An idyllic Northeastern state with New England flair, Vermont has long been revered for its natural beauty and easily accessible quiet lifestyle amidst the urban buzz. Residents looking to get away from the skyscrapers and shopping centers can go watch the sun set over the still waters of Lake Champlain or hike along the skirts of the Green Mountains. Vermont also is home to the headquarters and factory of Ben & Jerry’s, arguably one of the most beloved American ice cream companies churning out sweet treats today. Yet, even city life in the most populous area – Burlington – is more relaxed than in the big cities of Vermont’s neighbors New York and Massachusetts. Burlington had a population of less than 40,000 in 2000, which makes it seem more like a small town than a big city when compared to Boston, which had a population of more than 600,000 people in 2008. This means that for lucky Vermonters, rush hour traffic is nearly non-existent.

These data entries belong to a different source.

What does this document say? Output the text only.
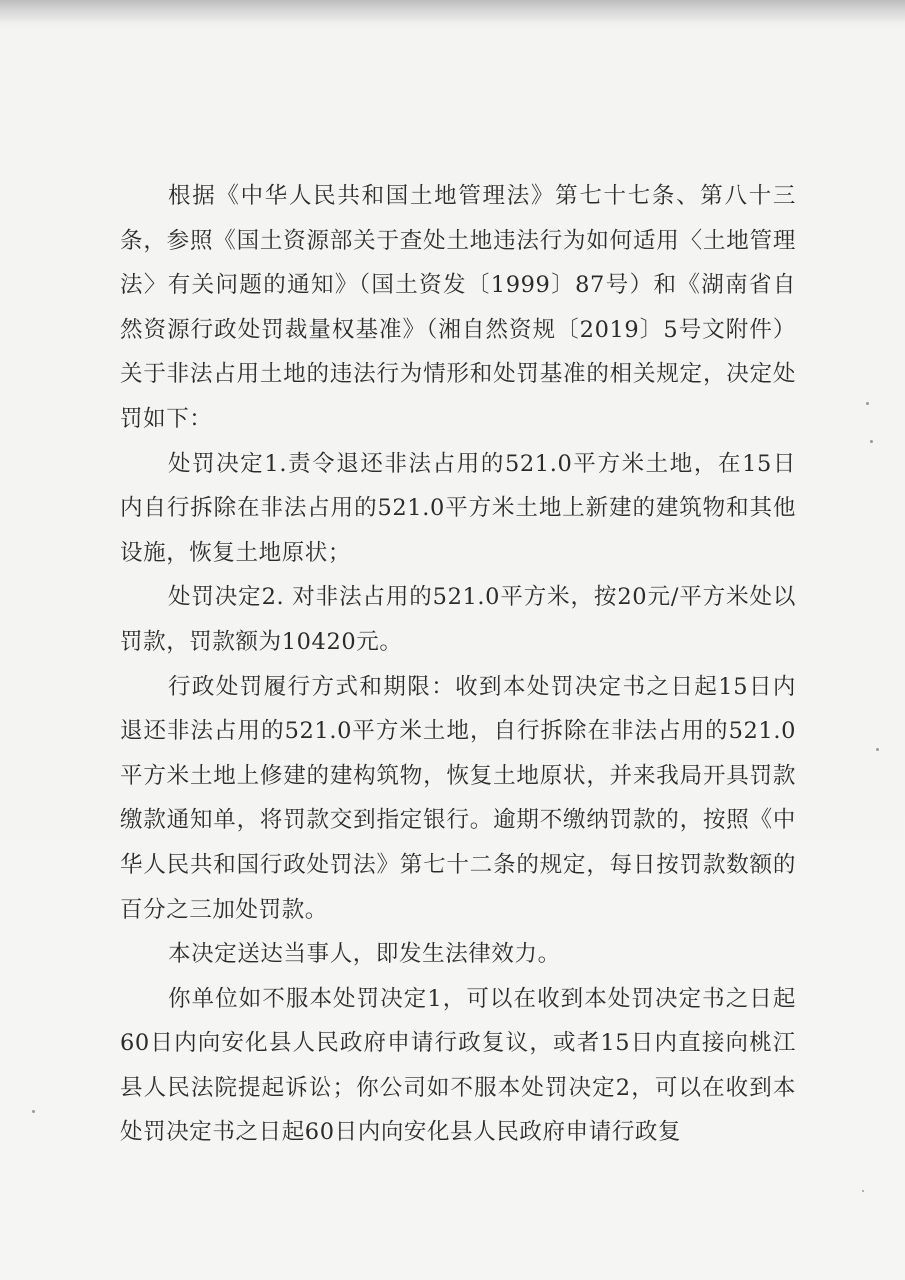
根据《中华人民共和国土地管理法》第七十七条、第八十三条，参照《国土资源部关于查处土地违法行为如何适用〈土地管理法〉有关问题的通知》（国土资发〔1999〕87号）和《湖南省自然资源行政处罚裁量权基准》（湘自然资规〔2019〕5号文附件）关于非法占用土地的违法行为情形和处罚基准的相关规定，决定处罚如下：

处罚决定1.责令退还非法占用的521.0平方米土地，在15日内自行拆除在非法占用的521.0平方米土地上新建的建筑物和其他设施，恢复土地原状；

处罚决定2. 对非法占用的521.0平方米，按20元/平方米处以罚款，罚款额为10420元。

行政处罚履行方式和期限：收到本处罚决定书之日起15日内退还非法占用的521.0平方米土地，自行拆除在非法占用的521.0平方米土地上修建的建构筑物，恢复土地原状，并来我局开具罚款缴款通知单，将罚款交到指定银行。逾期不缴纳罚款的，按照《中华人民共和国行政处罚法》第七十二条的规定，每日按罚款数额的百分之三加处罚款。

本决定送达当事人，即发生法律效力。

你单位如不服本处罚决定1，可以在收到本处罚决定书之日起60日内向安化县人民政府申请行政复议，或者15日内直接向桃江县人民法院提起诉讼；你公司如不服本处罚决定2，可以在收到本处罚决定书之日起60日内向安化县人民政府申请行政复
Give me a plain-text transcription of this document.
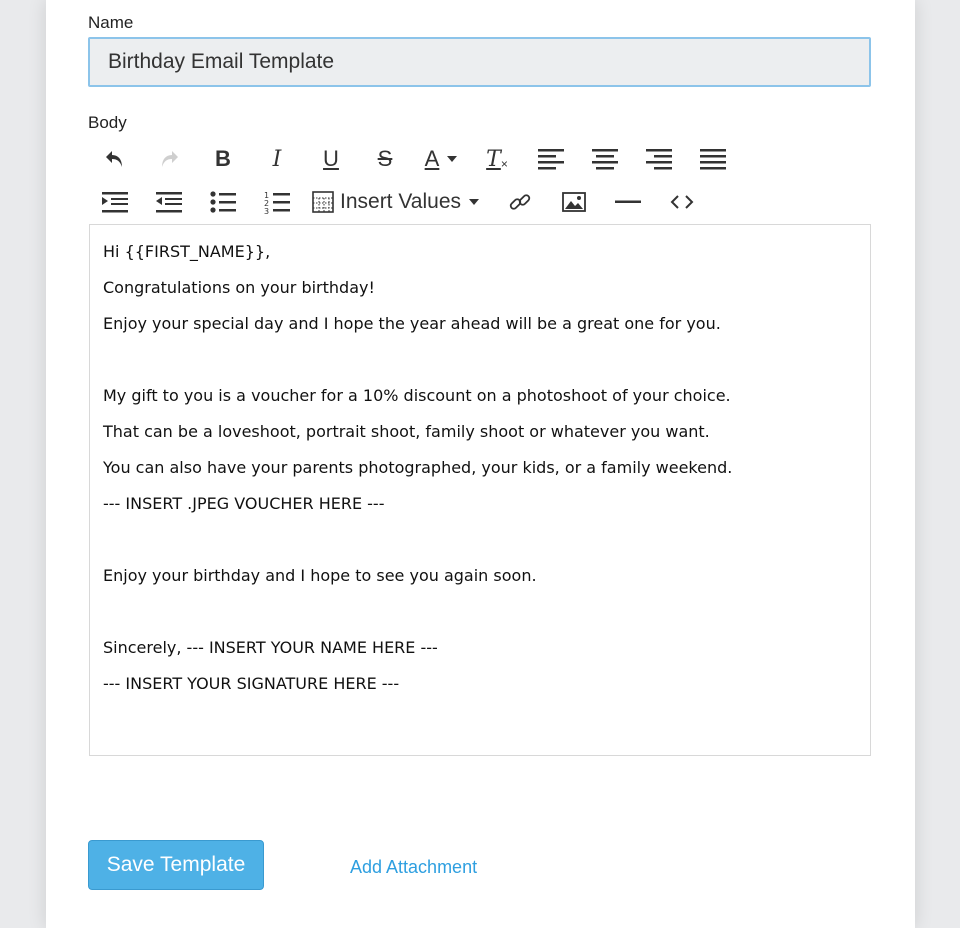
Name
Birthday Email Template
Body
B I U S A T ×
1
2
3	Insert Values
Hi {{FIRST_NAME}},
Congratulations on your birthday!
Enjoy your special day and I hope the year ahead will be a great one for you.
My gift to you is a voucher for a 10% discount on a photoshoot of your choice.
That can be a loveshoot, portrait shoot, family shoot or whatever you want.
You can also have your parents photographed, your kids, or a family weekend.
--- INSERT .JPEG VOUCHER HERE ---
Enjoy your birthday and I hope to see you again soon.
Sincerely, --- INSERT YOUR NAME HERE ---
--- INSERT YOUR SIGNATURE HERE ---
Save Template	Add Attachment
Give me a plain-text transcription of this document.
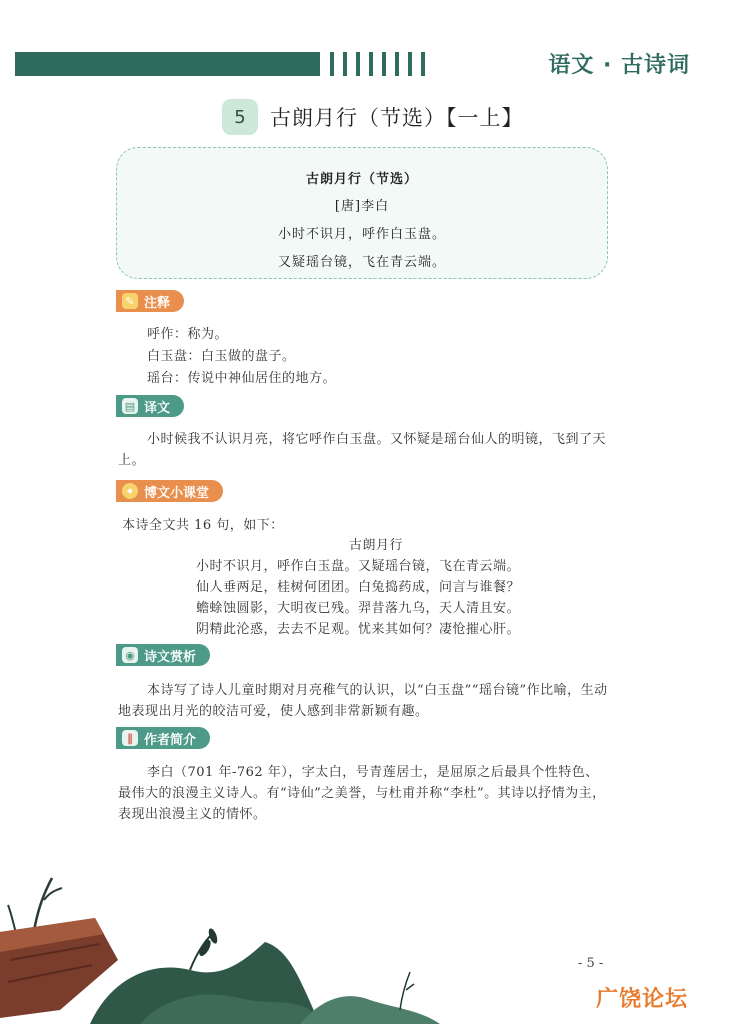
语文 · 古诗词
5	古朗月行（节选）【一上】
古朗月行（节选）
[唐]李白
小时不识月，呼作白玉盘。
又疑瑶台镜，飞在青云端。
✎ 注释
呼作：称为。
白玉盘：白玉做的盘子。
瑶台：传说中神仙居住的地方。
▤ 译文
小时候我不认识月亮，将它呼作白玉盘。又怀疑是瑶台仙人的明镜，飞到了天上。
✦ 博文小课堂
本诗全文共 16 句，如下：
古朗月行
小时不识月，呼作白玉盘。又疑瑶台镜，飞在青云端。
仙人垂两足，桂树何团团。白兔捣药成，问言与谁餐？
蟾蜍蚀圆影，大明夜已残。羿昔落九乌，天人清且安。
阴精此沦惑，去去不足观。忧来其如何？凄怆摧心肝。
◉ 诗文赏析
本诗写了诗人儿童时期对月亮稚气的认识，以“白玉盘”“瑶台镜”作比喻，生动地表现出月光的皎洁可爱，使人感到非常新颖有趣。
∥ 作者简介
李白（701 年-762 年），字太白，号青莲居士，是屈原之后最具个性特色、最伟大的浪漫主义诗人。有“诗仙”之美誉，与杜甫并称“李杜”。其诗以抒情为主，表现出浪漫主义的情怀。
- 5 -
广饶论坛
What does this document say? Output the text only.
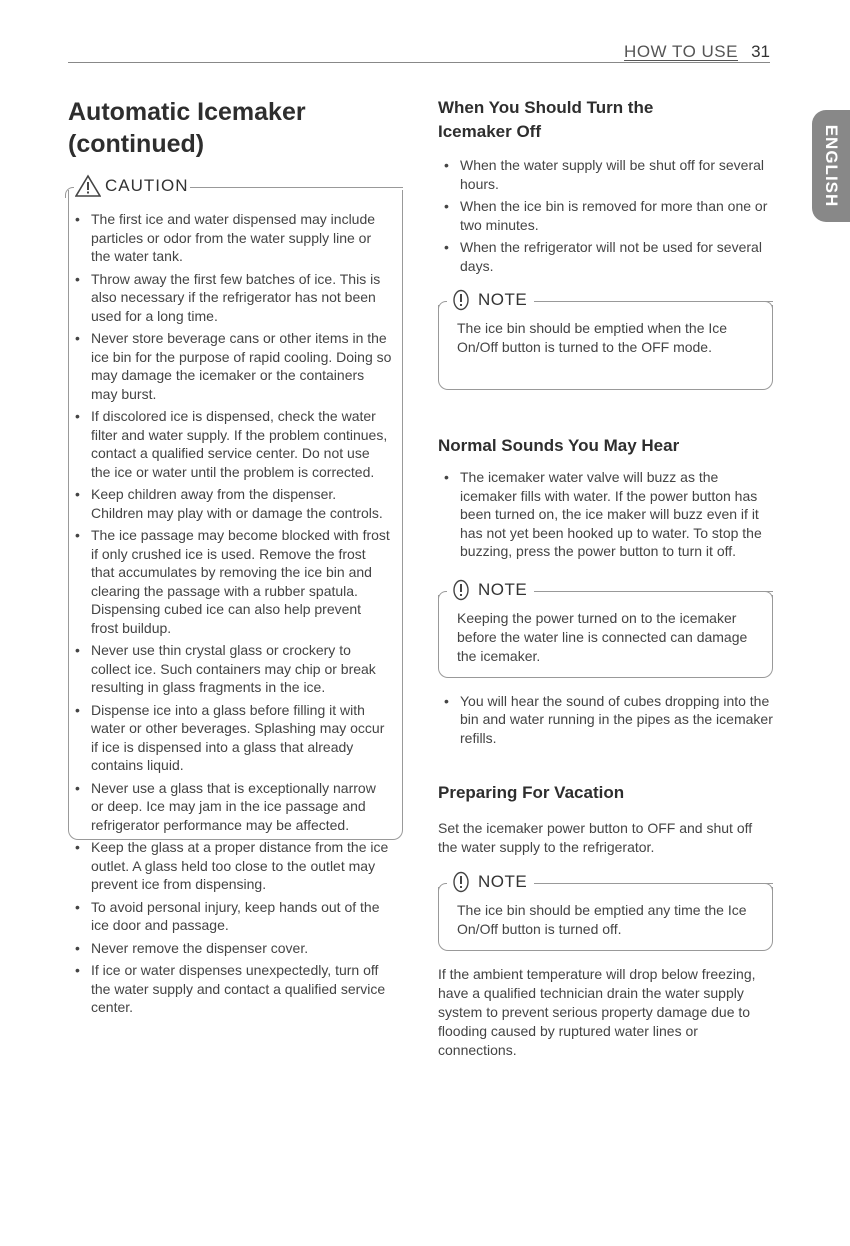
HOW TO USE 31
ENGLISH
Automatic Icemaker
(continued)
CAUTION
• The first ice and water dispensed may include particles or odor from the water supply line or the water tank.
• Throw away the first few batches of ice. This is also necessary if the refrigerator has not been used for a long time.
• Never store beverage cans or other items in the ice bin for the purpose of rapid cooling. Doing so may damage the icemaker or the containers may burst.
• If discolored ice is dispensed, check the water filter and water supply. If the problem continues, contact a qualified service center. Do not use the ice or water until the problem is corrected.
• Keep children away from the dispenser. Children may play with or damage the controls.
• The ice passage may become blocked with frost if only crushed ice is used. Remove the frost that accumulates by removing the ice bin and clearing the passage with a rubber spatula. Dispensing cubed ice can also help prevent frost buildup.
• Never use thin crystal glass or crockery to collect ice. Such containers may chip or break resulting in glass fragments in the ice.
• Dispense ice into a glass before filling it with water or other beverages. Splashing may occur if ice is dispensed into a glass that already contains liquid.
• Never use a glass that is exceptionally narrow or deep. Ice may jam in the ice passage and refrigerator performance may be affected.
• Keep the glass at a proper distance from the ice outlet. A glass held too close to the outlet may prevent ice from dispensing.
• To avoid personal injury, keep hands out of the ice door and passage.
• Never remove the dispenser cover.
• If ice or water dispenses unexpectedly, turn off the water supply and contact a qualified service center.
When You Should Turn the
Icemaker Off
• When the water supply will be shut off for several hours.
• When the ice bin is removed for more than one or two minutes.
• When the refrigerator will not be used for several days.
NOTE
The ice bin should be emptied when the Ice On/Off button is turned to the OFF mode.
Normal Sounds You May Hear
• The icemaker water valve will buzz as the icemaker fills with water. If the power button has been turned on, the ice maker will buzz even if it has not yet been hooked up to water. To stop the buzzing, press the power button to turn it off.
NOTE
Keeping the power turned on to the icemaker before the water line is connected can damage the icemaker.
• You will hear the sound of cubes dropping into the bin and water running in the pipes as the icemaker refills.
Preparing For Vacation

Set the icemaker power button to OFF and shut off the water supply to the refrigerator.

NOTE
The ice bin should be emptied any time the Ice On/Off button is turned off.

If the ambient temperature will drop below freezing, have a qualified technician drain the water supply system to prevent serious property damage due to flooding caused by ruptured water lines or connections.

Big industries fueling the Vermont economy are agriculture, particularly in the production of milk, and manufacturing. The computer and technology company IBM also plays a big part in the Green Mountain State’s fiscal strength – IBM is Vermont’s largest employer. Yet, another steadily growing industry is health care, driven by the increasing number of residents reaching retirement and elderly age. Nurses looking to work in Vermont may have to do a bit more legwork due to the relatively small amount of openings available, but these positions are available throughout the state at large hospitals and private facilities. To become a registered nurse (RN) in Vermont, you must earn a diploma, associate, or bachelor’s degree from a nursing program approved by the Vermont Board of Nursing. You can check a program’s acceptability by contacting the Board. Afterwards, prospective nurses must also successfully complete the NCLEX-RN examination to gain a nursing license.